Les Etats-Unis lanceront le 30 juillet vers Mars leur rover le plus sophistiqué, un grand véhicule à six roues baptisé Perseverance, pour tenter d’y déterrer des preuves qu’il y a trois milliards et demi d’années, d’authentiques microbes grouillaient dans ses rivières.
Le voyage interplanétaire durera plus de six mois et, si le robot atterrit sans dommage, il commencera une exploration scientifique de plusieurs années dans le but de prélever et de conditionner plusieurs dizaines d’échantillons de roches qui seront récupérés par un futur robot et rapportés sur Terre en 2031.
Perseverance prend la suite des quatre glorieux rovers, tous américains, qui ont depuis la fin des années 1990, avec l’aide de satellites et de robots fixes, transformé notre connaissance de Mars en prouvant que la planète rouge n’avait pas toujours été la sèche et froide planète actuelle.
Mars a bien eu autrefois les ingrédients de la vie: de l’eau, des composés organiques et un climat favorable. Dans les échantillons que prélèvera Perseverance, les scientifiques espèrent découvrir des fossiles de bactéries ou d’autres microbes et confirmer que la vie a effectivement jailli sur Mars.
La Nasa télétravaille depuis des mois à cause de la pandémie de Covid-19, mais le calendrier n’a pas dérapé pour cette mission à 2,7 milliards de dollars.
« C’est l’une des deux missions que nous avons protégées pour être certains de lancer en juillet », a dit le patron de la Nasa, Jim Bridenstine. La Terre et Mars sont du même côté du Soleil tous les 26 mois, une fenêtre à ne pas manquer.
Seuls les Américains ont réussi à faire atterrir des robots intacts sur Mars: quatre atterrisseurs (fixes), et quatre rovers (Pathfinder, Spirit, Opportunity et Curiosity, le seul encore en vie).
Ce n’est que dans les 20 dernières années que l’on a confirmé que la planète a eu des océans, des rivières et des lacs. La présence de molécules organiques complexes n’a été confirmée que par Curiosity — mais les appareils à son bord ne peuvent conclure sur leur éventuelle origine biologique.
Les tout premiers atterrisseurs américains Viking 1 et 2 avaient tenté de découvrir la vie dès 1976, mais un peu au hasard. « Les expériences de détection de la vie furent un échec total », raconte à l’AFP G. Scott Hubbard, qui lança dans les années 2000 le programme actuel d’exploration martienne.

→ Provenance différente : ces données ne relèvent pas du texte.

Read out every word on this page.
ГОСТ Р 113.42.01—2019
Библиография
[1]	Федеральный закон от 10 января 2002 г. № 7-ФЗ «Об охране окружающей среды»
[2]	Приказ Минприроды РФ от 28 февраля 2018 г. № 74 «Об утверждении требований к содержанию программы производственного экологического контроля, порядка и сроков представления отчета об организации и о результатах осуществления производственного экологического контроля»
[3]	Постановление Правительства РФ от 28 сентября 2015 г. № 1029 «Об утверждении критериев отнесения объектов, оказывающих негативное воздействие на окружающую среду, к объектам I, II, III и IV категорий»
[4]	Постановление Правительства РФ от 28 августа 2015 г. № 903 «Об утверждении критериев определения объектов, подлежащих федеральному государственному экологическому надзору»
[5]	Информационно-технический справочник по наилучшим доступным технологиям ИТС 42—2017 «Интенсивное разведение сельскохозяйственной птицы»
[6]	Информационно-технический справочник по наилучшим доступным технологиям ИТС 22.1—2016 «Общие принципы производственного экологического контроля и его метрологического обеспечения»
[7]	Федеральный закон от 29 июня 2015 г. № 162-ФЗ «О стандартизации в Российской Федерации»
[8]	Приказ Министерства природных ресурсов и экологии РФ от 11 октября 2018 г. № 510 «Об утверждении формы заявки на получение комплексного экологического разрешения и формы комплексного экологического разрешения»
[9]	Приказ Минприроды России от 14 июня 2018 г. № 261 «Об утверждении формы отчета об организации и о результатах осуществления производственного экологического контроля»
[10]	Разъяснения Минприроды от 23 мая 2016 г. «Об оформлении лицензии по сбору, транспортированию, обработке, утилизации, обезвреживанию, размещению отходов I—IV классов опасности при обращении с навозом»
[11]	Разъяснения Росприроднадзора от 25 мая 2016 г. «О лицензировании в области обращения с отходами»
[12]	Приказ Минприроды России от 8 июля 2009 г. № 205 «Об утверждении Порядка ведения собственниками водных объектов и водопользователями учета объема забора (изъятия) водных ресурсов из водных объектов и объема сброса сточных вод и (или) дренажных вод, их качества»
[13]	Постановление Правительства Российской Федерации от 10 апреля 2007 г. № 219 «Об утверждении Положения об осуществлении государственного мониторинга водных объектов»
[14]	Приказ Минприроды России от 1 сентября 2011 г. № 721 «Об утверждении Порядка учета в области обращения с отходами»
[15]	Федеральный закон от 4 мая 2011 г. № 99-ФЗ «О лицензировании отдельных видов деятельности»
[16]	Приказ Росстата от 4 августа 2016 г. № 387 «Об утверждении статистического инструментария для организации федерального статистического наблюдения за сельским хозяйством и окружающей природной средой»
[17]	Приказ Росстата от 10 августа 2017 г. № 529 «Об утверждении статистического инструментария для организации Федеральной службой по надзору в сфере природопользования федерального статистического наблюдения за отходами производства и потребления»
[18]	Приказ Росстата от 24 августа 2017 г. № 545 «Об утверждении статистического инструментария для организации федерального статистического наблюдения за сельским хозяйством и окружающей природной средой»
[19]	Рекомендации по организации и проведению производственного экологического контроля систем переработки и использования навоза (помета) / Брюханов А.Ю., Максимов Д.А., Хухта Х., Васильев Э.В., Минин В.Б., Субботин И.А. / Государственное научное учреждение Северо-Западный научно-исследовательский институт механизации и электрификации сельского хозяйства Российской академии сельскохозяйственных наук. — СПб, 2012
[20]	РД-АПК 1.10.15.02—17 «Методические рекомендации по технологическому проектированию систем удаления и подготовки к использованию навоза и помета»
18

La Nasa avait donc décidé de procéder par étapes: par l’étude des sols, l’analyse chimique et moléculaire des roches, et de multiples observations satellitaires, les géologues et astrobiologistes ont progressivement compris où l’eau avait coulé, et quelles zones auraient pu être propices à la vie.
« Comprendre où Mars aurait pu être habitable dans le passé, et quelles empreintes de vie on cherche, étaient des étapes nécessaires à l’envoi d’une mission, très chère, à cet endroit soigneusement choisi pour y collecter des échantillons », dit Scott Hubbard.
– Pas de coquillages –
Perseverance atterrira le 18 février 2021 dans le cratère de Jezero, où une rivière se déversait il y a 3 à 4 milliards d’années, déposant boues, sables et sédiments « dans l’un des deltas les mieux préservés de la surface de Mars », selon Katie Stack Morgan, de l’équipe scientifique. Sur Terre, on a trouvé, fossilisés dans les roches de deltas similaires, des microbes vieux de milliards d’années.
Le rover fait trois mètres de long, pèse une tonne, a des yeux (19 caméras), des oreilles (deux micros), et un bras robotique de deux mètres. Les instruments les plus importants sont deux lasers et un rayon X qui, projetés sur des roches, aideront à analyser leur composition chimique et moléculaire, et à repérer d’éventuels composés organiques.
A bord se trouve aussi un mini-hélicoptère expérimental de 1,8 kg, Ingenuity, qui tentera le premier vol d’un hélicoptère sur une autre planète.
Perseverance ne pourra probablement pas dire qu’une roche contient d’anciens microbes. Pour en avoir le coeur net, il faudra découper sur Terre les échantillons en tranches ultra-fines à l’aide d’énormes appareils, pour y distinguer peut-être les traces microscopiques d’anciens organismes.
« Atteindre un vrai consensus scientifique que la vie a existé sur Mars nécessitera le retour de l’échantillon, quoiqu’on observe avec Mars 2020 », dit à l’AFP Ken Williford, responsable adjoint du projet scientifique.
Il ne faut pas s’attendre, dit-il avec un peu de regret, à trouver d’anciennes coquilles fossilisées: les scientifiques pensent que la vie, si elle a existé sur Mars, n’a pas eu le temps d’évoluer en des formes complexes avant que la planète ne sèche complètement.